For Marx at this point, religion is a complement and consolation in reaction to that history’s current configuration.  Read carefully, the sentences state that religion is the means of expression and protest. It makes ‘spirit’ possible in a heartless and spiritless world.  Second, a rhetorical relationship between aroma and opium is there.  The aroma of religion is in the air. Religion has the aroma of opium.  Now, is opium a narcotic or a pain killer?  Using ‘opium,’ seems incongruous with the other ideas or just an ill-conceived choice of words to follow ‘aroma.’  The phrase “of the people” could be read as “for the people.” That might be more plausible depending on what the German phrase is, which I haven’t had time to consult.  “For the people” might switch the valence from people accepting to be duped by religion to a veil cast by political and social institutions for the purpose of preventing people from learning about the truth about their circumstances.  The complex nature of religion is a way for people to find themselves along with real political and economic change or, even, revolution.   
But what if Marx had not used the word, “opium?” Would any other odor be less dismal or, instead, sacrosanct?

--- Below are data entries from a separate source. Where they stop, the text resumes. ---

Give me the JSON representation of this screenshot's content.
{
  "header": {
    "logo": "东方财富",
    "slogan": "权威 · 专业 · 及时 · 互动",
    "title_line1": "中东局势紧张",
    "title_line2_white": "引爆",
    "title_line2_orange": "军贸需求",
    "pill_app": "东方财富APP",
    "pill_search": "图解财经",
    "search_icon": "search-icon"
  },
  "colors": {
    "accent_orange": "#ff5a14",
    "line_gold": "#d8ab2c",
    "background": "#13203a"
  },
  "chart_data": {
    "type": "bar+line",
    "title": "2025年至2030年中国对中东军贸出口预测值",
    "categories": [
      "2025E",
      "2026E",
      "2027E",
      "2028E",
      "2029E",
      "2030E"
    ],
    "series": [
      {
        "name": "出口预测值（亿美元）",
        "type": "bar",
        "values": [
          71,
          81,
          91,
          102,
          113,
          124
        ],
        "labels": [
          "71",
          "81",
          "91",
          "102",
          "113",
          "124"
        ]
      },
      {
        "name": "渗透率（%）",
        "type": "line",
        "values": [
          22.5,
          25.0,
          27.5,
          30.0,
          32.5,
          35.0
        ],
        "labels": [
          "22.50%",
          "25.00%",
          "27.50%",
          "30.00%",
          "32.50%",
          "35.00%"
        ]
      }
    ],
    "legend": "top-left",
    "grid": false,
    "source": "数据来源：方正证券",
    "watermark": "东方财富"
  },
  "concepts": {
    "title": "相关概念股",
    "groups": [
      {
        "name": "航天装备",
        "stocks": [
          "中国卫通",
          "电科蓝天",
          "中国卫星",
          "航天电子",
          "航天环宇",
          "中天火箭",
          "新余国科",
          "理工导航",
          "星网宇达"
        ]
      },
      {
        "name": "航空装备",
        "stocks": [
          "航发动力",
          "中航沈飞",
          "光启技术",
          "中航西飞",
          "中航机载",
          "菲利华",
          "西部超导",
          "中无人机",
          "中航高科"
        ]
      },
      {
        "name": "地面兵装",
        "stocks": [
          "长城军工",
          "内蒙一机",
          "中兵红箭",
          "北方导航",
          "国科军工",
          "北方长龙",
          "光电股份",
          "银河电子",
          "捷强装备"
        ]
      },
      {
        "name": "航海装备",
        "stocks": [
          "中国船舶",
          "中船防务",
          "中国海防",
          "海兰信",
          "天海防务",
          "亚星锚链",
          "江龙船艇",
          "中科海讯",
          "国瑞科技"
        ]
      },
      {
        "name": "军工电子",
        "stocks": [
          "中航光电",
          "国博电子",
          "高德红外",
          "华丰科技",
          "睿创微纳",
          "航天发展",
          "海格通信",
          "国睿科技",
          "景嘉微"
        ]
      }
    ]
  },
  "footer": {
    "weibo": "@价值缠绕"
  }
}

What if the aroma of religion were gardenias, lilacs, onions, garlic, garbage, sewage, roses, pine trees, fresh bread, newly mown grass or hay, cilantro, dead fish, curry, oranges, or the Cedars of Lebanon?  What about the Amorphophallus titanium at the climax of its rare blooming?
What does any odor mask, at the altar, whether of incense, fresh flowers, or Christmas trees?  Of course, the “rose” has a great deal of symbolic weight in the Bible and Christianity.  But if Marx had written:

Religion is the sigh of the oppressed creature, the heart of a heartless world, just as it is the spirit of spiritless conditions. It is the rose of the people.

That seems to confound his meaning as well as that of the significance of the “rose” in Christianity.  A rose can mask bad odors too. A rose aroma, associated with the thorns of the State, might have been more appropriate than the smell and effect of opium.  A rose smell would have lulled people into a pleasant delirium of the senses too.  Would then a ‘rose by another name’ smell as sweet?